Not completely sure where I stand on this.
A few notes:
- I like the generality of CL reader macros.
- But extending elisp-mode to understand what's going on (and "do the
  right thing") with each new reader macro is not easy.
  So I'm currently against addition of CL style reader macros.
  In this sense your #(...) proposal is not too bad because the new
  syntax is largely compatible with what we have already (e.g. the (...)
  part is parsed in the normal way).
- In "(lambda (x) (foo bar))" the main problem for me is the visual length,
  so I use pretty-symbols-mode to make it look like (λ (x) (foo bar)).
  #(foo bar) is still shorter, tho, so I like this.
- I'm a functional programmer at heart, so I like making higher-order
  functions more accessible.
- But the current Elisp implementation is not good at handling function
  calls efficiently, so offering a very short syntax like #(foo bar) is
  kind of lying to the programmer.
- Elisp has the particularity that it's used by a very large number of
  people who don't actually know/understand the language, and will never
  really learn it.  OT1H (add-hook 'foo-mode-hook #(define-key toto titi))

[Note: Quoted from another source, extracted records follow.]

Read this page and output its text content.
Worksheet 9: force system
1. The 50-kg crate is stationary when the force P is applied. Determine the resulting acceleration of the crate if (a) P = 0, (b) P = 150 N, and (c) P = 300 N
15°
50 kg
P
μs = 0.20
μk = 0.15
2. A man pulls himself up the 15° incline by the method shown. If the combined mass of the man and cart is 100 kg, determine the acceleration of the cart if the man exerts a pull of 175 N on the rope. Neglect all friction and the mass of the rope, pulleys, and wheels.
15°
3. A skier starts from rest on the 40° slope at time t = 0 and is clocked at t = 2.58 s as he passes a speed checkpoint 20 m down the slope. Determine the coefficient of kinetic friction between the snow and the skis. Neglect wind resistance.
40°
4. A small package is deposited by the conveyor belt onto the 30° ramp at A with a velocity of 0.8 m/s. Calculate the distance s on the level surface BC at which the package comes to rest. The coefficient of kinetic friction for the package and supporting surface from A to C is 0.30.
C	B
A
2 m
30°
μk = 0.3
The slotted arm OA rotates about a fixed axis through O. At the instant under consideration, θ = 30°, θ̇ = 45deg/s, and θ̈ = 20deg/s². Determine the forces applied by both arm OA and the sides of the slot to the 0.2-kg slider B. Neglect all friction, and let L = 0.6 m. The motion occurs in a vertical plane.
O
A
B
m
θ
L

  looks simpler, but OTOH having more equivalent syntaxes leads to more
  confusion for beginners.

So I'm not dead set against it, but I'm not really sure it'd be an
improvement either.

Of course, your proposal has 2 parts:
- the #(...) reader syntax.
- the new macro.
They work together but can also be used separately.  E.g. we could have
just the macro and write things like (mapcar (code (+ % 1)) list).
And we could have just the #(...) syntax and give it any meaning we like.